Last week a stormy weather system moved through our area and brought us rain of epic proportions. And unlike a Hollywood production, this event was very real and not computer generated! Here at HA we got 6.26 inches of rain in a little over 24 hours. Thankfully our house sits high and drains well, though much of the water runs off towards the main garden area. However, the garden itself is on a gentle slope and most of the water keeps on going to a drainage ditch at the back of the property. It all makes for wet conditions down there for sure, and we affectionately refer to the back part of our property as The Swamp.
This is my fourth year of recording precipitation for the CoCoRaHS organization. And this was by far the largest amount I have ever recorded from a single rain or snow event. We got even more rain yesterday on top of the rain from last week. I had left a Tubtrug out in the kitchen garden area with a few weeds in the bottom. They were destined for the compost pile but didn’t quite make it that far. Now I have a bucket of rain water! We have already received more than 7 inches of rain in April, and this is only the 8th day.
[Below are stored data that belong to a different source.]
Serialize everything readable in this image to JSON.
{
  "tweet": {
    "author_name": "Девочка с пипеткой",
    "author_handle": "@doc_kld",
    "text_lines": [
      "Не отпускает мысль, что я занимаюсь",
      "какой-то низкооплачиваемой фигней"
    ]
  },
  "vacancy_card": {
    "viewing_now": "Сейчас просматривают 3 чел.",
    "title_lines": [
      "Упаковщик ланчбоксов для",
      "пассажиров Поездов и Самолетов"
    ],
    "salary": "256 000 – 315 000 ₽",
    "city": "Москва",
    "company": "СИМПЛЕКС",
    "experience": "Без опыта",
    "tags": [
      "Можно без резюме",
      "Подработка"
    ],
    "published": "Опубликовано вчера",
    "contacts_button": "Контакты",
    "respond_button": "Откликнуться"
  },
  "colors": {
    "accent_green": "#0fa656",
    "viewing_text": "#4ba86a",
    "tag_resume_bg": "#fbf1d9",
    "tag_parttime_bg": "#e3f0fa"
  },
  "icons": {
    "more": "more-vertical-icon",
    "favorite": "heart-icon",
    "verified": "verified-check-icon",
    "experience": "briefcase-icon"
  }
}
After all that rain, the soil in the raised bed where I plan on growing onions this year does not appear to be completely waterlogged. I decided to scoop up a handful this morning to test it, and after forming it into a ball it easily crumbled in my hand. That’s what Jim Crockett called the ‘chocolate cake’ test: if the soil stays in a ball it’s too wet to work but if the soil crumbles like cake it’s ready. Mine is more like a moist cake still, but I think later this week I can turn it over with a fork and add some fertilizer and it will be good to go.
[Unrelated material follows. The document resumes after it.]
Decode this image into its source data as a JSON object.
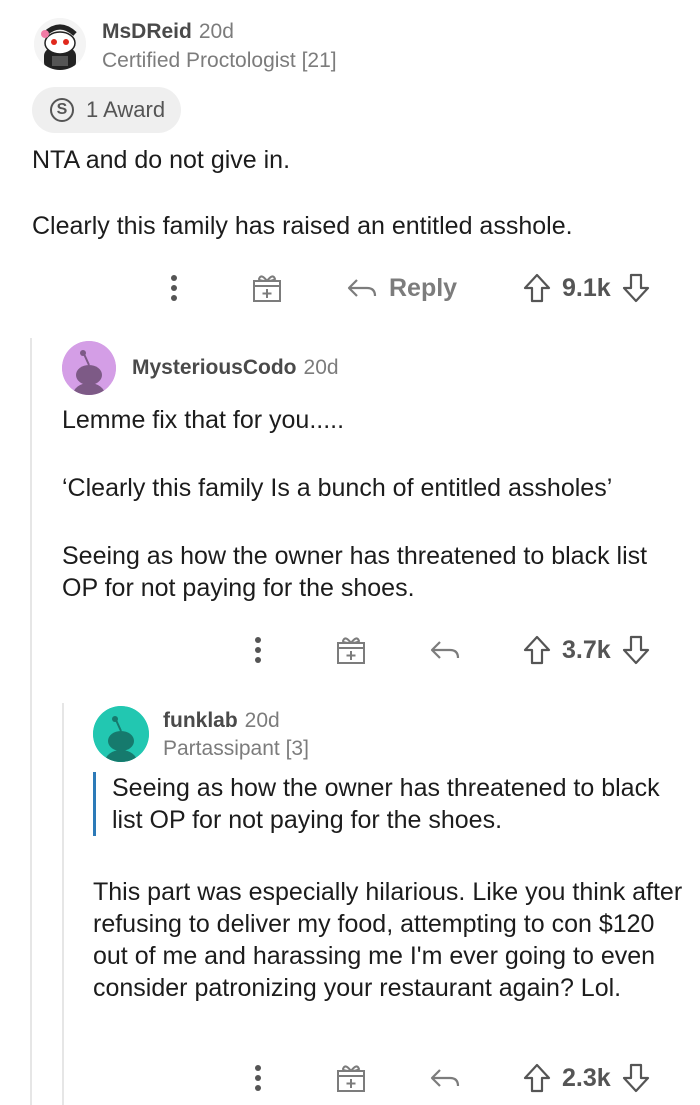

According to the calender it’s time to plant onions and potatoes here, though not all have arrived yet. I don’t have a good local source for onions any more, after my favorite garden center (Robin’s Nest in Boonville) decided to stop carrying them. The ones in the big box stores are usually all dried up and sorry looking, and the varieties aren’t what I want to grow. I can get decent seed potatoes locally, but usually those selections are limited to old standbys like Kennebec, Red Norland and Yukon Gold. All three generally do well in our area but I am hoping to grow other types too, like fingerlings for instance.
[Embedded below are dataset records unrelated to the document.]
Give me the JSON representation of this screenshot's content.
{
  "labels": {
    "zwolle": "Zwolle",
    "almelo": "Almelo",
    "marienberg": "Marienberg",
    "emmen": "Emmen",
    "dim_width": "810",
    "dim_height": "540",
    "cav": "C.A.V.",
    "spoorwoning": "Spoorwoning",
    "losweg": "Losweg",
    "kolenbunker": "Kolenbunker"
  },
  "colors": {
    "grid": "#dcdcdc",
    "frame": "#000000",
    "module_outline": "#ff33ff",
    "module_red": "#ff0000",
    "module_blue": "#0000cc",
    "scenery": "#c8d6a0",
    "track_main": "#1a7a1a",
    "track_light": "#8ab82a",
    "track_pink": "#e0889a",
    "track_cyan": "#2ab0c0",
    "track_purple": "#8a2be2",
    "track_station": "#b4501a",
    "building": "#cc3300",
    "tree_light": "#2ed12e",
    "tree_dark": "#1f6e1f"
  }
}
I’ve had good luck with fingerling potatoes in the past, and this year I’m growing French Fingerling, Red Thumb and Russian Banana. I also want to try a couple of blue/purple potatoes, Adirondack Blue and Purple Majesty. They are supposed to be improvements over All Blue. Both these potatoes have a purple skin and flesh, and are loaded with anthocyanins. The Adirondack Blue is here and the rest I have ordered should be here later this week.
And speaking of purple, this year Norma Chang (Garden to Wok blog) was kind enough to send me a purple sweet potato she thought I might like to try. It does well for her in the Hudson Valley area of NY, where sweet potatoes are challenging to grow, so it should perform well here with our longer and hotter growing season. I am looking forward to growing it this year.
I’m also growing a purple sweet potato given to me last year by our friend Carla. It did great in its first showing, and will be back again this year. I’ve got both the purple sweet potatoes rooting in water to make slips. I stick toothpicks in the potatoes to suspend them in a jar of water. They have rooted, and are starting to sprout already. They should be ready in plenty of time for a late May/early June planting. I am so happy that people are willing to share their precious planting materials with me, and it’s always fun to try new varieties.
At least the rain has made things grow. The cold frame spinach in the above photo is giving us enough for salads, while we have cooked some of that growing in the greenhouse. We’re still waiting on the first spears of asparagus, and with warmer temperatures predicted for later in the week they just might magically appear. That will be a treat for sure.
I’ll close on a bit of good news. The deluge may have slowed down the planting a bit, but as of today we have two bluebird eggs in the nest! It will be great to have bluebirds here again this year, and I feel blessed they have again chosen Happy Acres for their home.